Validation evidence¶
# Before
$ kubectl get pods -l app=elb-openapi
NAME READY STATUS RESTARTS AGE
elb-openapi-7468cb776-dk4jk 0/1 Pending 0 14m
# After re-deploy
$ kubectl get pods -l app=elb-openapi -o wide
NAME READY STATUS RESTARTS AGE NODE
elb-openapi-764f75c994-2fbbp 1/1 Running 0 61s aks-blastpool-29243661-vmss000001
$ kubectl get deployment elb-openapi -o jsonpath='{.spec.template.spec.tolerations}'
[{"effect":"NoSchedule","key":"workload","operator":"Equal","value":"blast"}]
$ curl -s -o /dev/null -w "%{http_code} %{size_download}\n" http://20.249.147.217/openapi.json
200 9706
$ curl -s http://20.249.147.217/openapi.json | jq '.info.title, .paths | length'
"ElasticBLAST on Azure"
8
Browser screenshot of /docs on 127.0.0.1:8090 confirms the spec
renders: 9 Endpoints · 3 Groups · GET/POST/DELETE methods, with the
Swagger UI link pointing at http://20.249.147.217 and the System group
listing GET /healthz, GET /v1/health, GET /v1/config, etc.

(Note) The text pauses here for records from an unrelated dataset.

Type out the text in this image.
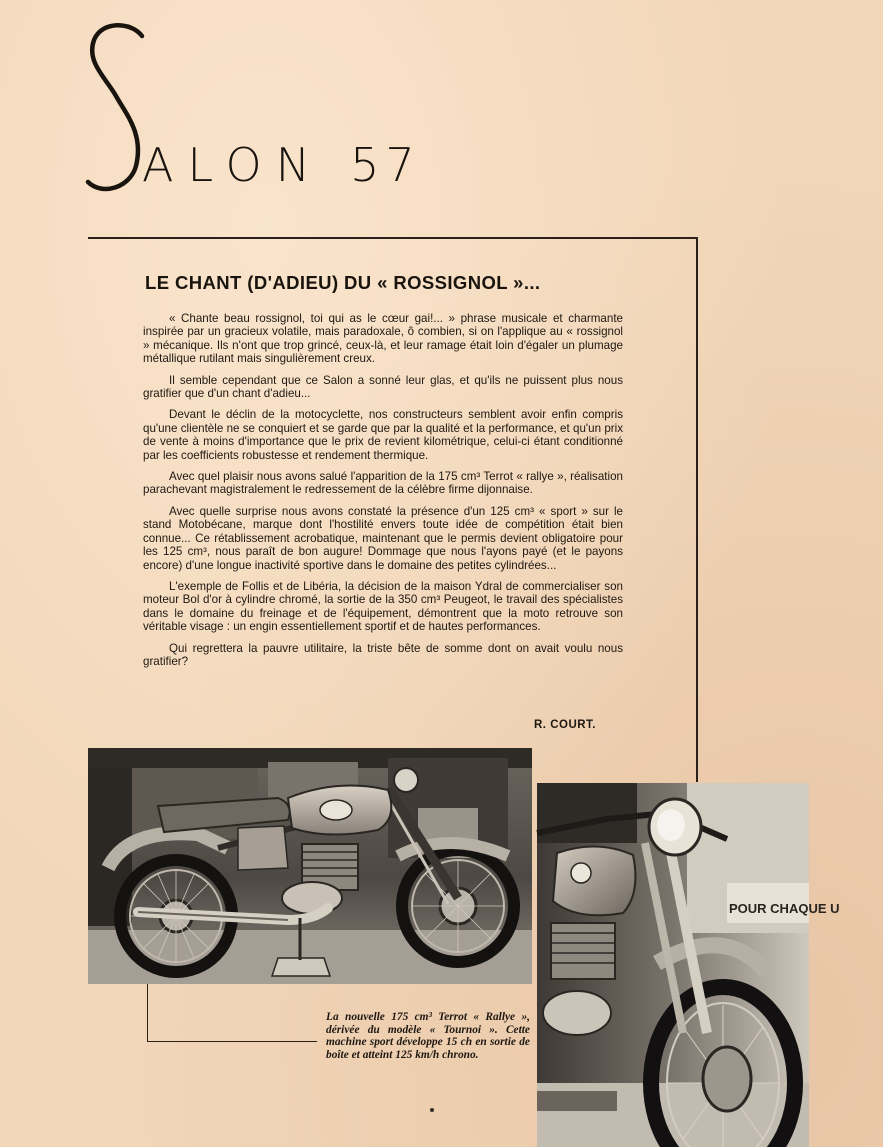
ALON 57
LE CHANT (D'ADIEU) DU « ROSSIGNOL »...

« Chante beau rossignol, toi qui as le cœur gai!... » phrase musicale et charmante inspirée par un gracieux volatile, mais paradoxale, ô combien, si on l'applique au « rossignol » mécanique. Ils n'ont que trop grincé, ceux-là, et leur ramage était loin d'égaler un plumage métallique rutilant mais singulièrement creux.

Il semble cependant que ce Salon a sonné leur glas, et qu'ils ne puissent plus nous gratifier que d'un chant d'adieu...

Devant le déclin de la motocyclette, nos constructeurs semblent avoir enfin compris qu'une clientèle ne se conquiert et se garde que par la qualité et la performance, et qu'un prix de vente à moins d'importance que le prix de revient kilométrique, celui-ci étant conditionné par les coefficients robustesse et rendement thermique.

Avec quel plaisir nous avons salué l'apparition de la 175 cm³ Terrot « rallye », réalisation parachevant magistralement le redressement de la célèbre firme dijonnaise.

Avec quelle surprise nous avons constaté la présence d'un 125 cm³ « sport » sur le stand Motobécane, marque dont l'hostilité envers toute idée de compétition était bien connue... Ce rétablissement acrobatique, maintenant que le permis devient obligatoire pour les 125 cm³, nous paraît de bon augure! Dommage que nous l'ayons payé (et le payons encore) d'une longue inactivité sportive dans le domaine des petites cylindrées...

L'exemple de Follis et de Libéria, la décision de la maison Ydral de commercialiser son moteur Bol d'or à cylindre chromé, la sortie de la 350 cm³ Peugeot, le travail des spécialistes dans le domaine du freinage et de l'équipement, démontrent que la moto retrouve son véritable visage : un engin essentiellement sportif et de hautes performances.

Qui regrettera la pauvre utilitaire, la triste bête de somme dont on avait voulu nous gratifier?

R. COURT.
POUR CHAQUE U
La nouvelle 175 cm³ Terrot « Rallye », dérivée du modèle « Tournoi ». Cette machine sport développe 15 ch en sortie de boîte et atteint 125 km/h chrono.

uv run pytest -q api/tests — 136 passed.
Operational note¶
If the AKS kubelet identity does not yet hold AcrPull on the registry
that hosts elb-openapi:<tag>, the new pod will land on a blast node
but stay in ImagePullBackOff with
401 Unauthorized from
https://<acr>.azurecr.io/oauth2/token. Recovery (one-shot, idempotent):
KUBELET_OBJ=$(az aks show -g <rg> -n <cluster> \
--query "identityProfile.kubeletidentity.objectId" -o tsv)
ACR_ID=$(az acr show -n <acr> -g <acr-rg> --query id -o tsv)
az role assignment create --assignee-object-id "$KUBELET_OBJ" \
--assignee-principal-type ServicePrincipal \
--role AcrPull --scope "$ACR_ID"
kubectl delete pod -l app=elb-openapi # forces fresh pull
This is the same recovery hint already documented in
docs/auth.md §1; the deploy task does not currently grant AcrPull
itself because the dashboard MI typically lacks User Access
Administrator. Out of scope for this fix.